The assrender plugin, though highly experimental and not official, works pretty well and even support using fonts that are attached in matroska files (that's a really useful and pretty widely used), but because it supports only RGB colorspace output there are two colorspace conversions needed (YUV to RGB and back) which consumes cpu cycles and on my not so hi-end laptop it makes HD (1280p) videos, that are just about what my CPU is capable of, to fail miserably. So dear lazy web, if you want not-so-hard to do coding for gstreamer, you can help out with bringing libass support there. It would remove the last obstacle which prevents me from using gstreamer for everything ;-)

But at the same time, I am a bit concerned about mplayer as well - because on the same hardware, since Fedora Core 6 it's playback capabilities are getting steadilly worse. Not that it cannot play videos, but mplayer tends to fail resuming of paused video, then there's the issue with subtitles and lastly I've experienced a very weird bug (and workarounded it for my own purposes) - there's one assertion in ffmpeg code that prevents playing of certain matroska videos in mplayer.

Basically someone obviously expected that if you have chapters in a movie, than they will be strictly chronological, meaning next chapter (in list) won't start before current one.

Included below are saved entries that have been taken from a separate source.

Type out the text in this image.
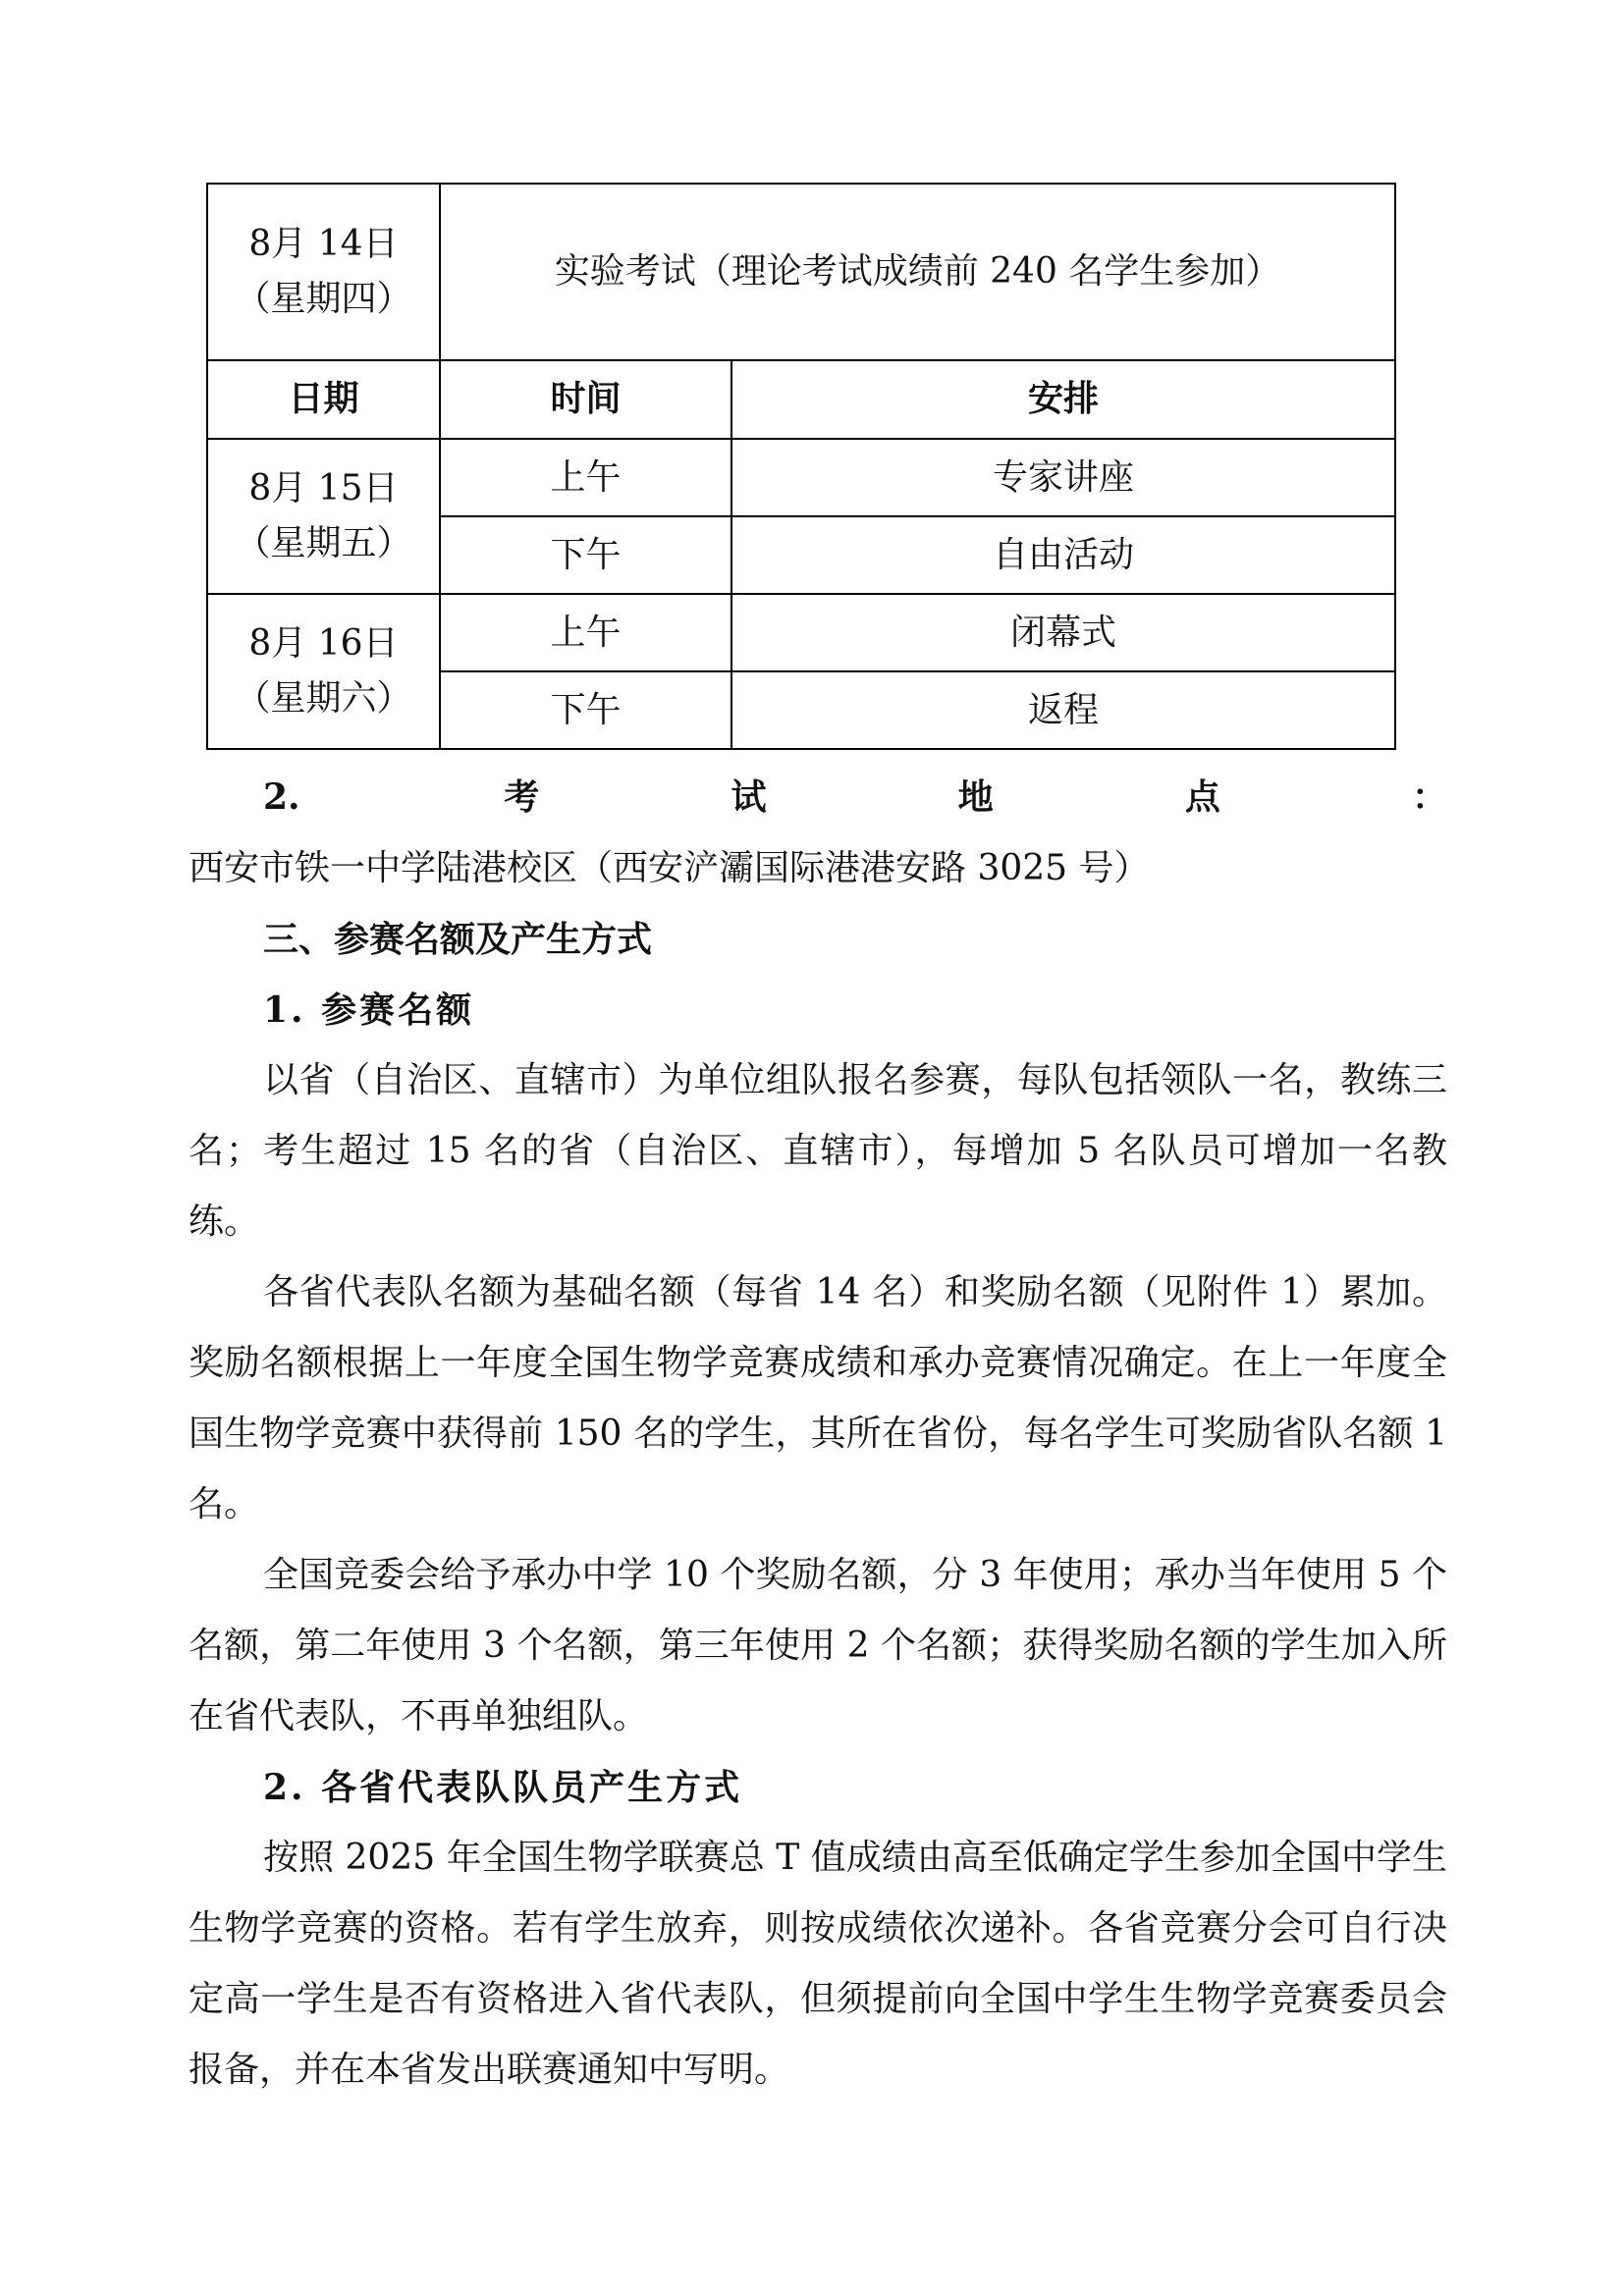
8月 14日
（星期四）	实验考试（理论考试成绩前 240 名学生参加）	
日期	时间	安排

8月 15日
（星期五）	上午	专家讲座
	下午	自由活动

8月 16日
（星期六）	上午	闭幕式
	下午	返程

2. 考试地点：西安市铁一中学陆港校区（西安浐灞国际港港安路 3025 号）

三、参赛名额及产生方式

1. 参赛名额

以省（自治区、直辖市）为单位组队报名参赛，每队包括领队一名，教练三名；考生超过 15 名的省（自治区、直辖市），每增加 5 名队员可增加一名教练。

各省代表队名额为基础名额（每省 14 名）和奖励名额（见附件 1）累加。奖励名额根据上一年度全国生物学竞赛成绩和承办竞赛情况确定。在上一年度全国生物学竞赛中获得前 150 名的学生，其所在省份，每名学生可奖励省队名额 1 名。

全国竞委会给予承办中学 10 个奖励名额，分 3 年使用；承办当年使用 5 个名额，第二年使用 3 个名额，第三年使用 2 个名额；获得奖励名额的学生加入所在省代表队，不再单独组队。

2. 各省代表队队员产生方式

按照 2025 年全国生物学联赛总 T 值成绩由高至低确定学生参加全国中学生生物学竞赛的资格。若有学生放弃，则按成绩依次递补。各省竞赛分会可自行决定高一学生是否有资格进入省代表队，但须提前向全国中学生生物学竞赛委员会报备，并在本省发出联赛通知中写明。
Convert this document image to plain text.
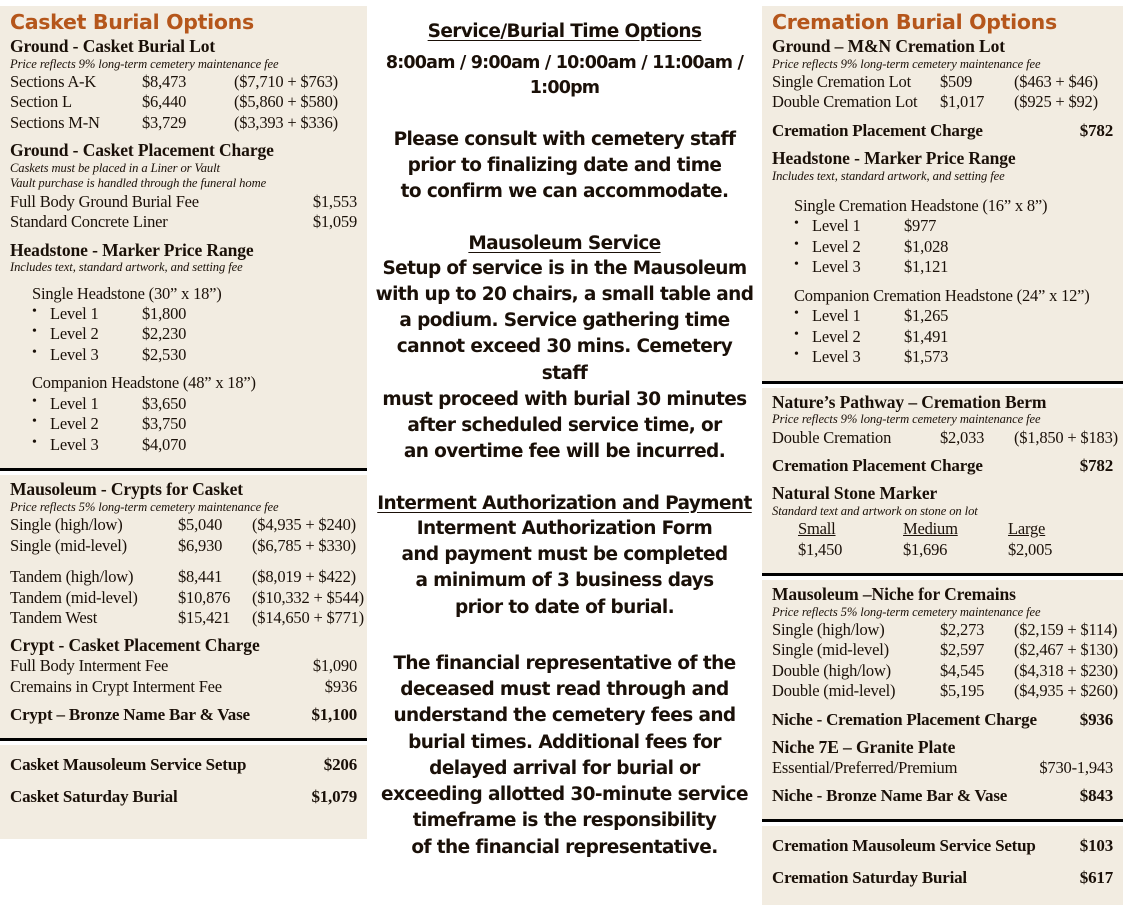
Casket Burial Options
Ground - Casket Burial Lot
Price reflects 9% long-term cemetery maintenance fee
Sections A-K	$8,473	($7,710 + $763)
Section L	$6,440	($5,860 + $580)
Sections M-N	$3,729	($3,393 + $336)
Ground - Casket Placement Charge
Caskets must be placed in a Liner or Vault
Vault purchase is handled through the funeral home
Full Body Ground Burial Fee	$1,553
Standard Concrete Liner	$1,059
Headstone - Marker Price Range
Includes text, standard artwork, and setting fee
Single Headstone (30” x 18”)
• Level 1	$1,800
• Level 2	$2,230
• Level 3	$2,530
Companion Headstone (48” x 18”)
• Level 1	$3,650
• Level 2	$3,750
• Level 3	$4,070
Mausoleum - Crypts for Casket
Price reflects 5% long-term cemetery maintenance fee
Single (high/low)	$5,040	($4,935 + $240)
Single (mid-level)	$6,930	($6,785 + $330)
Tandem (high/low)	$8,441	($8,019 + $422)
Tandem (mid-level)	$10,876	($10,332 + $544)
Tandem West	$15,421	($14,650 + $771)
Crypt - Casket Placement Charge
Full Body Interment Fee	$1,090
Cremains in Crypt Interment Fee	$936
Crypt – Bronze Name Bar & Vase	$1,100
Casket Mausoleum Service Setup	$206
Casket Saturday Burial	$1,079
Service/Burial Time Options
8:00am / 9:00am / 10:00am / 11:00am / 1:00pm
Please consult with cemetery staff
prior to finalizing date and time
to confirm we can accommodate.
Mausoleum Service
Setup of service is in the Mausoleum
with up to 20 chairs, a small table and
a podium. Service gathering time
cannot exceed 30 mins. Cemetery staff
must proceed with burial 30 minutes
after scheduled service time, or
an overtime fee will be incurred.
Interment Authorization and Payment
Interment Authorization Form
and payment must be completed
a minimum of 3 business days
prior to date of burial.
The financial representative of the
deceased must read through and
understand the cemetery fees and
burial times. Additional fees for
delayed arrival for burial or
exceeding allotted 30-minute service
timeframe is the responsibility
of the financial representative.
Cremation Burial Options
Ground – M&N Cremation Lot
Price reflects 9% long-term cemetery maintenance fee
Single Cremation Lot	$509	($463 + $46)
Double Cremation Lot	$1,017	($925 + $92)
Cremation Placement Charge	$782
Headstone - Marker Price Range
Includes text, standard artwork, and setting fee
Single Cremation Headstone (16” x 8”)
• Level 1	$977
• Level 2	$1,028
• Level 3	$1,121
Companion Cremation Headstone (24” x 12”)
• Level 1	$1,265
• Level 2	$1,491
• Level 3	$1,573
Nature’s Pathway – Cremation Berm
Price reflects 9% long-term cemetery maintenance fee
Double Cremation	$2,033	($1,850 + $183)
Cremation Placement Charge	$782
Natural Stone Marker
Standard text and artwork on stone on lot
Small	Medium	Large
$1,450	$1,696	$2,005
Mausoleum –Niche for Cremains
Price reflects 5% long-term cemetery maintenance fee
Single (high/low)	$2,273	($2,159 + $114)
Single (mid-level)	$2,597	($2,467 + $130)
Double (high/low)	$4,545	($4,318 + $230)
Double (mid-level)	$5,195	($4,935 + $260)
Niche - Cremation Placement Charge	$936
Niche 7E – Granite Plate
Essential/Preferred/Premium	$730-1,943
Niche - Bronze Name Bar & Vase	$843
Cremation Mausoleum Service Setup	$103
Cremation Saturday Burial	$617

In matroska this is not always true and the failed assertion makes mplayer crash... For those who are interested, it's in libavformat/utils.c in compute_chapters_end () somewhere around line 1950 or 1960... It's this simple line:

assert(s->chapters[i]->start <= s->chapters[i+1]->start);

I'm still in doubts whether I should fill a bug or not about it... In my opinion there should be just if conditional, assert seems to me like an overkill, especially given that not aborting the code here (if the assertion fails) does not make mplayer doing things it is not expected to do.

8 comments:

Anonymous said...

Fedora 10 is awful with video. Worst version I tested. Video and DVD rendering are slow, slow ... Mediaplayers brake all the time ...

I hope it will get better.

Chitlesh GOORAH said...

to anonymous, << you are surely doing something wrong.

By the way, is there any reason why my blog posts are linked to your blog post ?

Martin said...

Chitlesh, I'm not sure. Certainly I have not added the links... But at the morning my blogpost was listed in fedora planet feed in your blog.

Damjan said...

Last time I used Fedora was to help some friend, but Fedora it's too difficult for me, all that GUI's, but the system
commands are not in the $PATH :D, so I had to type i.e /sbin/ifconfig all the time :D.

The built-in firewall and SE-Linux is cool, I believe it's good for Servers.

Anonymous said...

Just get the full pack of codecs from Fluendo. Imho it's reasonably priced. If not, consider it a bit of support for their work on gstreamer :) Recently they added the h.264 and aac stuff for 64bit too. Works very well on my x86_64 laptop with F10.

nicu said...

On the multimedia front, I have troubles with a basic task that used to work flawlessly: rip an audio CD into Wav of Flac and burn the track to another CD. I don't think I'm doing something wrong and my suspect is gstreamer... ripping with grip seems to work, have not tried yet to burn from command line (or anything non-gstreamer).

Martin said...

Pieter, actually I use rpmfusion's codecs. In my country they are luckily legal. And so far they were working pretty good, setting appart some recent issues with h246...

nicu, I use Sound Juicer for ripping. It's working pretty good so far and I like its gui as well. But I don't burn audio CD's very much, I cannot recall if the last time I burned an audio CD, it was via nautilus or via rhythmbox, but it worked...

nicu said...

That was my workflow: rip with SoundJuicer and burn with Brasero, but somwhow in F10 neither Brasero or Serpetine are able to burn audio CDs from those ripped files (and I neither do it often, since F10 i had to to it about 2-3 times for a friend who want to mix some discs).